Oline H. Cogdill

William Landay’s 2012 novel Defending Jacob began as a typical legal thriller, then matured into a suspense-laden insider’s view of the law, ethics, and familial bonds. The end was a shocking twist that was as believable as it was surprising.

That is how I described Defending Jacob in my review of the novel that I compared to Scott Turow’s 1987 Presumed Innocent.

Defending Jacob made such an impact on me that I included it in my annual best-of-the-year list.

And I am pleased to know that Defending Jacob is getting a reboot by no less than Captain America.

Chris Evans is set to star and executive-produce Defending Jacob, which will be a limited drama series on Apple. The Imitation Game‘s Oscar-winning filmmaker Morten Tyldum will direct the series, according to several reports. No air date, though, has been set.
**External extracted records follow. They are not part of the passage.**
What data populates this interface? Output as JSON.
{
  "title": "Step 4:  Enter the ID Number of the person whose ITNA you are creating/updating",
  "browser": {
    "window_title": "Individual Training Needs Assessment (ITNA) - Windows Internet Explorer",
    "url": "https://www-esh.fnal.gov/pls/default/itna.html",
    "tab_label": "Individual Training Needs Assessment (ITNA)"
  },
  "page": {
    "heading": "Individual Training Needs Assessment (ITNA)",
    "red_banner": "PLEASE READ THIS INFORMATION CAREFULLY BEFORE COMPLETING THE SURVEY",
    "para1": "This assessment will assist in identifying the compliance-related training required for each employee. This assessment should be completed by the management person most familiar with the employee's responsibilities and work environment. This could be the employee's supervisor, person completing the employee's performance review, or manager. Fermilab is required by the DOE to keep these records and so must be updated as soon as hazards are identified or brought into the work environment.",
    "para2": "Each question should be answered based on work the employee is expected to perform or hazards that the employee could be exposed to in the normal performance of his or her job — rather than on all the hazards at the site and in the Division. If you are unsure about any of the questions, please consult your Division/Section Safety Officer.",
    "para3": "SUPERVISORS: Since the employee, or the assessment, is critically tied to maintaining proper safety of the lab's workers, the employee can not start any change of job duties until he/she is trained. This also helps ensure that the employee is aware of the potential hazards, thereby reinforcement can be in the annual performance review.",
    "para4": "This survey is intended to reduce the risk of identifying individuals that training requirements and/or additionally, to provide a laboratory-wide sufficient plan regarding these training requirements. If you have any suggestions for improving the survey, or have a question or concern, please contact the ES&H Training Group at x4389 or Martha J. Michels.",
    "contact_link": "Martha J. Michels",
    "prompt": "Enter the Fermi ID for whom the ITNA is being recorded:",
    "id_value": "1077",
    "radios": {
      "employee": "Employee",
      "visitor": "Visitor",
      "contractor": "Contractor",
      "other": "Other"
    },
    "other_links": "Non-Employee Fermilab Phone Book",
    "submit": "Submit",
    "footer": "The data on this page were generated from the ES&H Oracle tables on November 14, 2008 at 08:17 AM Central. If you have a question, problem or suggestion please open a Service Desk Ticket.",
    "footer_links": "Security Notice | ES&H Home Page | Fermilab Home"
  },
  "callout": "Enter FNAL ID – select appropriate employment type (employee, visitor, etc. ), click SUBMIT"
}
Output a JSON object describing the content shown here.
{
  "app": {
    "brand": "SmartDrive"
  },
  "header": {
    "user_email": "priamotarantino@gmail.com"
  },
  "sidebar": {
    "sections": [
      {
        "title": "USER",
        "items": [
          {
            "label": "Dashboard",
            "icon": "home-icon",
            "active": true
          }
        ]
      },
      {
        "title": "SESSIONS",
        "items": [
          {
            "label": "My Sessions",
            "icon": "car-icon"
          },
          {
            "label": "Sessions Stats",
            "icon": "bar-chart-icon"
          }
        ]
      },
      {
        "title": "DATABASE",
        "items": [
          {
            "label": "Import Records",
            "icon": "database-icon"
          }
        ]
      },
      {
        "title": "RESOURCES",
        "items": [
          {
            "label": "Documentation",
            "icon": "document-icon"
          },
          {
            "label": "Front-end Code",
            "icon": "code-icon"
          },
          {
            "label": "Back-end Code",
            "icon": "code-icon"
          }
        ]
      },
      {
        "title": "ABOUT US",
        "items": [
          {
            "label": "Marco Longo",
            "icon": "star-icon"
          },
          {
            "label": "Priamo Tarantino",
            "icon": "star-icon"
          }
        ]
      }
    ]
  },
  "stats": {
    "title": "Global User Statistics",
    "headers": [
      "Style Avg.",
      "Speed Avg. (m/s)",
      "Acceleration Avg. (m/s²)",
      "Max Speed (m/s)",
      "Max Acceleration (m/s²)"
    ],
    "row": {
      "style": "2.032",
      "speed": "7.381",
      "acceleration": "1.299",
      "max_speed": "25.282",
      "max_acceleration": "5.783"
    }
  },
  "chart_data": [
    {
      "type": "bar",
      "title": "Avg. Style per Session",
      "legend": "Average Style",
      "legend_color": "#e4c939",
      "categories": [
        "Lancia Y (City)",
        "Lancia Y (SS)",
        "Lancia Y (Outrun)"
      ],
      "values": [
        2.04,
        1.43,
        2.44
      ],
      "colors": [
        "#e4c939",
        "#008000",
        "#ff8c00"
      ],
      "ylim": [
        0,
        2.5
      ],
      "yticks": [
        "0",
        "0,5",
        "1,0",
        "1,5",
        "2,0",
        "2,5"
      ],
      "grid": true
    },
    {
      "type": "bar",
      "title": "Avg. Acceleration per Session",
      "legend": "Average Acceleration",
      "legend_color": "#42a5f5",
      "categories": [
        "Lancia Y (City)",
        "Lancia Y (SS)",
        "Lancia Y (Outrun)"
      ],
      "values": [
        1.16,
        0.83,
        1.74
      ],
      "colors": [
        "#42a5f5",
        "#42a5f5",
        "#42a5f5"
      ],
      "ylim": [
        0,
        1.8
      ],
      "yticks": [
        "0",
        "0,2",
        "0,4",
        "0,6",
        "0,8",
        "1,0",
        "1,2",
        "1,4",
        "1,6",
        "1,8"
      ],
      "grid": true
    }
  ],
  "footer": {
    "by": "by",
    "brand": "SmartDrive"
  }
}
Defending Jacob will be Evans’ first major television role since 2000’s The Opposite of Sex miniseries. Evans will be appearing as Captain America in the fourth Avengers film, scheduled to come out next year.

Defending Jacob revolves around Andy Barber, whose priorities are his family—his psychologist wife, Laurie, and their 14-year-old son, Jacob—and the law. He is the first assistant district attorney in Newton, Massachusetts. But Andy’s worlds collide when Jacob is arrested for the murder of a classmate.

Andy refuses to believe that his quiet son could be a killer, insisting that the culprit is a local child molester. Andy firmly believes in his child, but also fears that Jacob may have inherited a family background that he’s kept secret.

In my review I said, “Landay intersects the past and the present with aplomb as Andy grapples with who he is as well as who his child is. Andy is stunned to learn, through social media, how little he knows Jacob, whose psychologist says the teenager has a ‘heart two sizes too small.’ But a lack of empathy doesn’t mean Jacob is a killer. Defending Jacob soars as Landay’s rich plot weaves in parenting skills, unconditional love, and the law.”

Apple is poised to be a competitor of Netflix, Amazon, Hulu, HBO, and basic cable networks. According to reports, Evans is the latest to join Apple’s growing original series roster, joining Reese Witherspoon, Jennifer Aniston, Octavia Spencer, Jason Momoa, and Oprah, according to Entertainment Weekly.